Hospital-flushed drugs stir concern
Medical facilities’ disposal methods raise questions about the environment, public health.
Associated Press
Monday, September 15, 2008
U.S. hospitals and long-term care facilities annually flush millions of pounds of unused pharmaceuticals down the drain, pumping contaminants into America’s drinking water, according to an ongoing investigation.
These discarded medications are expired, spoiled, over-prescribed or unneeded. Some are simply unused because patients refuse to take them, can’t tolerate them or die with nearly full 90-day supplies of multiple prescriptions on their nightstands.
Few of the country’s 5,700 hospitals and 45,000 long-term care homes keep data on the pharmaceutical waste they generate. But based on a small sample, that could project to an annual national estimate of at least 250 million pounds of pharmaceuticals and contaminated packaging.
One thing is clear: The massive amount of pharmaceuticals being flushed by the health-services industry is aggravating an emerging problem: the commonplace presence of minute concentrations of pharmaceuticals in the nation’s drinking water supplies, affecting at least 46 million Americans.
Researchers are finding evidence that even extremely diluted concentrations of pharmaceutical residues harm fish, frogs and other aquatic species in the wild. Also, they say, human cells fail to grow normally in the laboratory when exposed to trace concentrations of certain drugs.
And while most pharmaceutical waste is unmetabolized medicine that is flushed into sewers and waterways through human excretion, institutional drug disposal of drugs is adding another substantial dimension to the problem.
“Obviously, we’re flushing them —- which is not ideal,” acknowledged Mary Ludlow at White Oak Pharmacy, a Spartanburg, S.C., firm that serves 15 nursing homes and assisted-living residences in the Carolinas.
Such facilities, along with hospitals and hospices, pose distinct challenges because they handle large quantities of powerful and toxic drugs —- often more powerful and more toxic than the medications people use at home. And hospital waste is particularly laden with both germs and antibiotics.
The Environmental Protection Agency is considering whether to impose the first national standard for how much drug waste can be released into waterways by the medical services industry, but EPA’s top water administrator, Ben Grumbles, said a decision won’t be made until next year, at the earliest.
So far, regulators have done little more than politely ask the medical care industry to stop pouring drugs into the wastewater system. “Treating the toilet as a trash can isn’t a good option,” Grumbles said.
Landfills are one alternative.
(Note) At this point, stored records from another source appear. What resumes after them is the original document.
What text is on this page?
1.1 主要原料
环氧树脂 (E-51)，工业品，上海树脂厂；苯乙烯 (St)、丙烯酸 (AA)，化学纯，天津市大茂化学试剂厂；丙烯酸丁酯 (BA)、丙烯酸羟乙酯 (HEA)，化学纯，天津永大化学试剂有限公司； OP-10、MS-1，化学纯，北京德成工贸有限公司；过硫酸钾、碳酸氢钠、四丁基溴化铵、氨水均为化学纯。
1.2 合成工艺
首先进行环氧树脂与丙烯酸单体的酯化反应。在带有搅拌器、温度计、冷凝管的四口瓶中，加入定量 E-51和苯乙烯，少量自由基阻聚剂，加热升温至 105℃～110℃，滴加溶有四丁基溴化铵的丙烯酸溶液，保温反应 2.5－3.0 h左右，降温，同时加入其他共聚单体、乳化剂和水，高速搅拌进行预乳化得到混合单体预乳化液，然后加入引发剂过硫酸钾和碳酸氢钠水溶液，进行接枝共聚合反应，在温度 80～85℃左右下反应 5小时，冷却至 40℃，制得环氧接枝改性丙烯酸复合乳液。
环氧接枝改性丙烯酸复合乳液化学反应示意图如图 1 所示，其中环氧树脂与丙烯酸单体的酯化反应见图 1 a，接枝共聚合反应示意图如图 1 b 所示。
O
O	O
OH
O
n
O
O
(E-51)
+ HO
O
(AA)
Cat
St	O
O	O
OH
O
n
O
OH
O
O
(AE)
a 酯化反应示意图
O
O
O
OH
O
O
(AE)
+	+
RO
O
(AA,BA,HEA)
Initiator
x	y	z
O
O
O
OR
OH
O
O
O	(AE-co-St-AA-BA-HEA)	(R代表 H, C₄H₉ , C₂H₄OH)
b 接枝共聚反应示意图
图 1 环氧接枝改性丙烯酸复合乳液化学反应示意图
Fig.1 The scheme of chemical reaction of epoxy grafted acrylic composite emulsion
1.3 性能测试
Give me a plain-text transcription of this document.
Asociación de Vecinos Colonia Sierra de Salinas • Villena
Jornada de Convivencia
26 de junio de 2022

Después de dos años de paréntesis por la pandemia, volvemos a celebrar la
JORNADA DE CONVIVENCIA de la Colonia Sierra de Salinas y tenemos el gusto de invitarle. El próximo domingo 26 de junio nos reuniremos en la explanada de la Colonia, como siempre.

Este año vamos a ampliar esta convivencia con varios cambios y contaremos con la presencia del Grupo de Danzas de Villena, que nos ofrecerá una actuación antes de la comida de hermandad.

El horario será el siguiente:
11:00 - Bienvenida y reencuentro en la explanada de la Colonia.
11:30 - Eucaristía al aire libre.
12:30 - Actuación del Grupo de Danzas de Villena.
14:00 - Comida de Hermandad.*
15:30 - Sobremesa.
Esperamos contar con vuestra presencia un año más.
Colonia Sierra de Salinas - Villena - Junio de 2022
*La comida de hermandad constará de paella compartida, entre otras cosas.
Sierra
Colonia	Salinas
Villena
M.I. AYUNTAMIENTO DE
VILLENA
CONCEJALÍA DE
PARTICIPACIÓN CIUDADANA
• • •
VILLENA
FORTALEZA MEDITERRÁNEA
At least they don’t empty directly, and immediately, into waterways like some sewage.
Marjorie Powell, a lawyer for the Pharmaceutical Research and Manufacturers of America, said landfills are “more environmentally friendly,” and EPA spokeswoman Roxanne Smith said landfilling hazardous pharmaceutical waste “poses little threat to the public.”
But Grumbles said landfills, while safer, are not a permanent solution. That’s because pharmaceuticals eventually can reach waterways from landfills through leaks or intentional releases of treated seepage known as leachate.
Environmental professionals outside government are reaching a consensus that incinerators are the best disposal method.
The push for incineration hides an irony. Several decades ago, drug waste was routinely chucked into the trash and burned in hospital or city incinerators.
Then came a national campaign against air pollution. Most hospitals shut down their burners, and city incinerator managers became pickier about what they’d accept. With options restricted, hospitals began shipping more drug waste to landfills —- and dumping more into toilets and sinks.
For now, many health facilities, especially small ones, are put off by the cost of proper handling.
Drugs deemed hazardous by the EPA —- about 5 percent of the market —- might cost up to $2 a pound to incinerate in a certified hazardous waste incinerator, said Alan Davidner, president of Vestara of Irvine, Calif., which sells systems to manage drug waste. A pound might cost 35 cents to burn in a regular trash incinerator.
Tom Clark, an executive at the American Society of Consultant Pharmacists, wondered: “When you can flush it down the toilet for free, why would you want to pay —- unless there’s some significant penalties?
SAFER SOLUTIONS
Some states are taking steps to make the medical industry discard pharmaceutical waste more safely. Among them:
> Minnesota encourages incineration of an expanded list of drugs.
> Washington state lists almost all pharmaceuticals as dangerous waste to give its regulators more power to force safer disposal.
> North Carolina makes nursing home pharmacies take back unused controlled drugs and sends inspectors to verify their destruction in incinerators.
> Louisiana lets nursing homes donate millions of dollars worth of unused drugs each year to charity.